If agentic AI becomes part of local media buying workflows, advertisers will need confidence around where budget is being spent, what inventory is being selected, which data signals are being used, how decisions are optimised, whether brand safety is protected, how performance is measured, and who is responsible if something goes wrong.
This is particularly relevant in areas like CTV, retail media, programmatic display, digital audio and platform advertising, where measurement and supply-path questions are already complex.
My view
My view is that agentic AI will become part of media buying, but it should be treated as a workflow layer before it is treated as a decision-maker.
The early value is likely to come from helping teams with planning inputs, scenario modelling, reporting, optimisation recommendations, budget pacing, creative variation and campaign analysis.
That is different from allowing an agent to independently decide where money goes without human oversight.
The history of programmatic shows why this matters.

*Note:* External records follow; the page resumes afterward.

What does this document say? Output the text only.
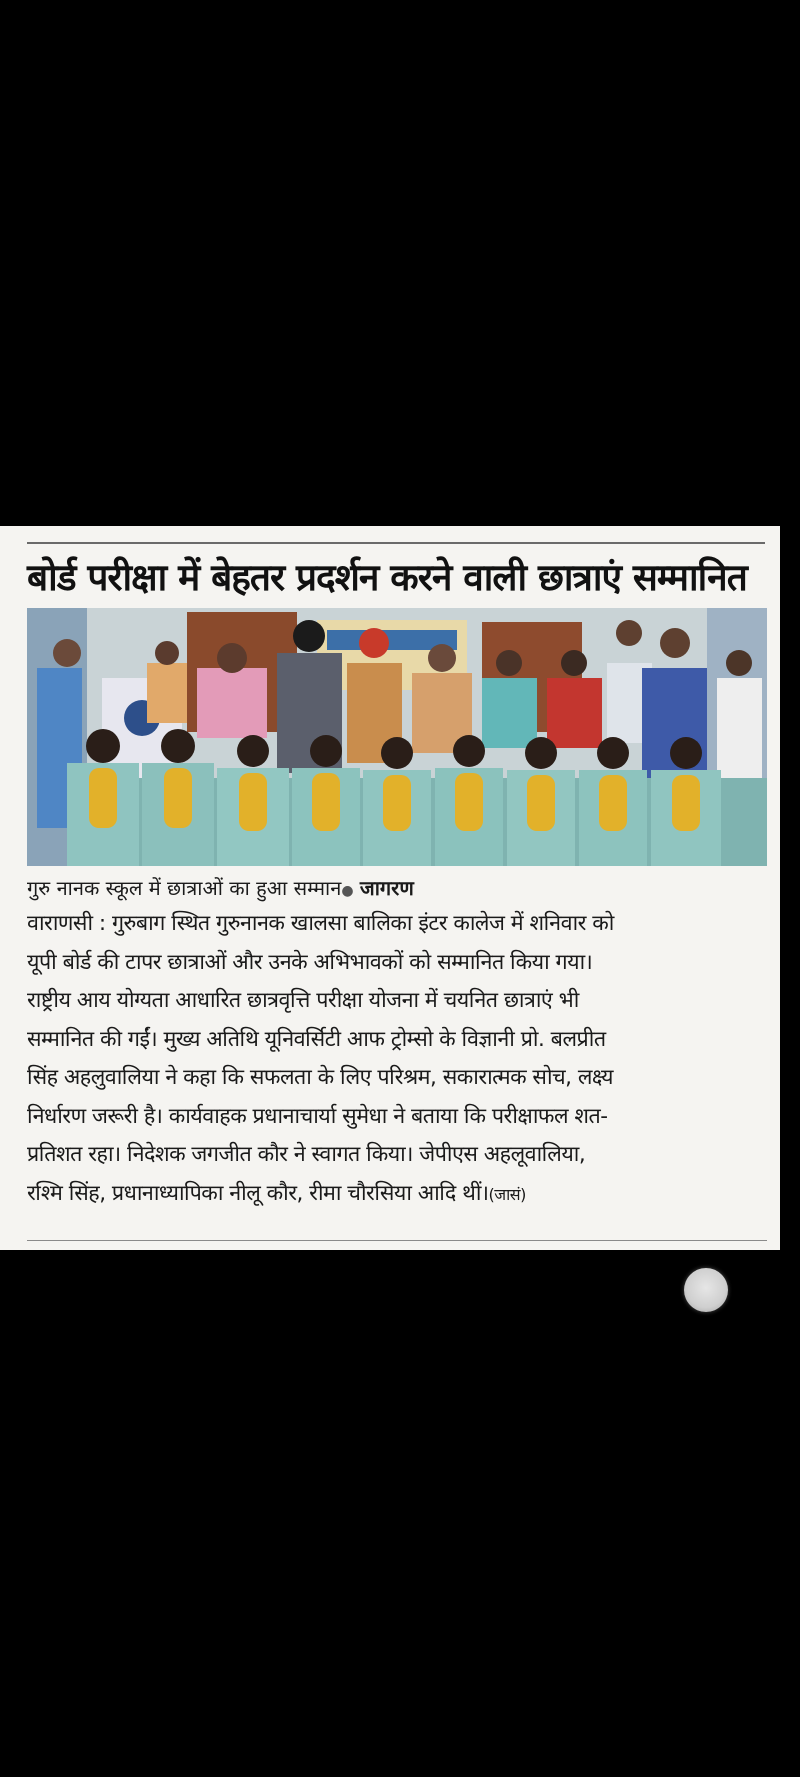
बोर्ड परीक्षा में बेहतर प्रदर्शन करने वाली छात्राएं सम्मानित
गुरु नानक स्कूल में छात्राओं का हुआ सम्मान● जागरण
वाराणसी : गुरुबाग स्थित गुरुनानक खालसा बालिका इंटर कालेज में शनिवार को
यूपी बोर्ड की टापर छात्राओं और उनके अभिभावकों को सम्मानित किया गया।
राष्ट्रीय आय योग्यता आधारित छात्रवृत्ति परीक्षा योजना में चयनित छात्राएं भी
सम्मानित की गईं। मुख्य अतिथि यूनिवर्सिटी आफ ट्रोम्सो के विज्ञानी प्रो. बलप्रीत
सिंह अहलुवालिया ने कहा कि सफलता के लिए परिश्रम, सकारात्मक सोच, लक्ष्य
निर्धारण जरूरी है। कार्यवाहक प्रधानाचार्या सुमेधा ने बताया कि परीक्षाफल शत-
प्रतिशत रहा। निदेशक जगजीत कौर ने स्वागत किया। जेपीएस अहलूवालिया,
रश्मि सिंह, प्रधानाध्यापिका नीलू कौर, रीमा चौरसिया आदि थीं।(जासं)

Automation can create scale and efficiency, but it can also create distance between advertisers and the actual media value being bought.
If agentic systems add another layer between the advertiser and the impression, then the industry risks repeating old mistakes under a new AI label.
The goal should not be automation for its own sake. The goal should be better decisions, clearer accountability and more useful outcomes.
What I’d be watching
First, I’d watch how platforms explain the role of human approval. Are agents recommending actions, or taking them automatically?
Second, I’d watch how agencies describe accountability to clients. If an AI agent changes campaign settings, buying paths or budget allocation, who signs off?
Third, I’d watch how transparent these tools are about inventory, data and optimisation logic. If the answer is simply “the AI decided,” that will not be enough for serious advertisers.
Fourth, I’d watch whether agentic AI improves supply-path clarity or makes it worse. Programmatic has spent years trying to reduce unnecessary complexity. AI should not reintroduce opacity.
Finally, I’d watch how quickly this moves into AUNZ media plans. The local market may not lead every platform rollout, but Australian buyers are experienced enough to ask sharp questions once these tools arrive.
Question for the market
Agentic AI may make media buying faster.
But will it make media buying better?
That depends on whether the industry can answer a more important question first:
Who is accountable for the decisions the agent makes?
Sources
- Digiday: The case for and against agentic media buying — digiday.com/media/the-case-for-and-against-agentic-media-buying/
- Digiday: Accountability in adland’s agentic era — digiday.com/media-buying/ad-tech-briefing-accountability-in-adlands-agentic-era/
- Adweek: The Trade Desk AI agents coverage — www.adweek.com/programmatic/the-trade-desk-growth-slows-to-lowest-rate-since-covid-with-publicis-negotiations-ongoing/
- Adweek: Netflix AI agents coverage — www.adweek.com/media/ai-agents-are-coming-to-netflix-to-grow-its-3-billion-ad-business/
- IAB Australia: A Guide to Prompting with LLMs 2026 Edition — www.iabaustralia.com.au/a-guide-to-prompting-with-llms-2026-edition/
Agentic AI should be treated as a workflow layer before it is treated as a decision-maker.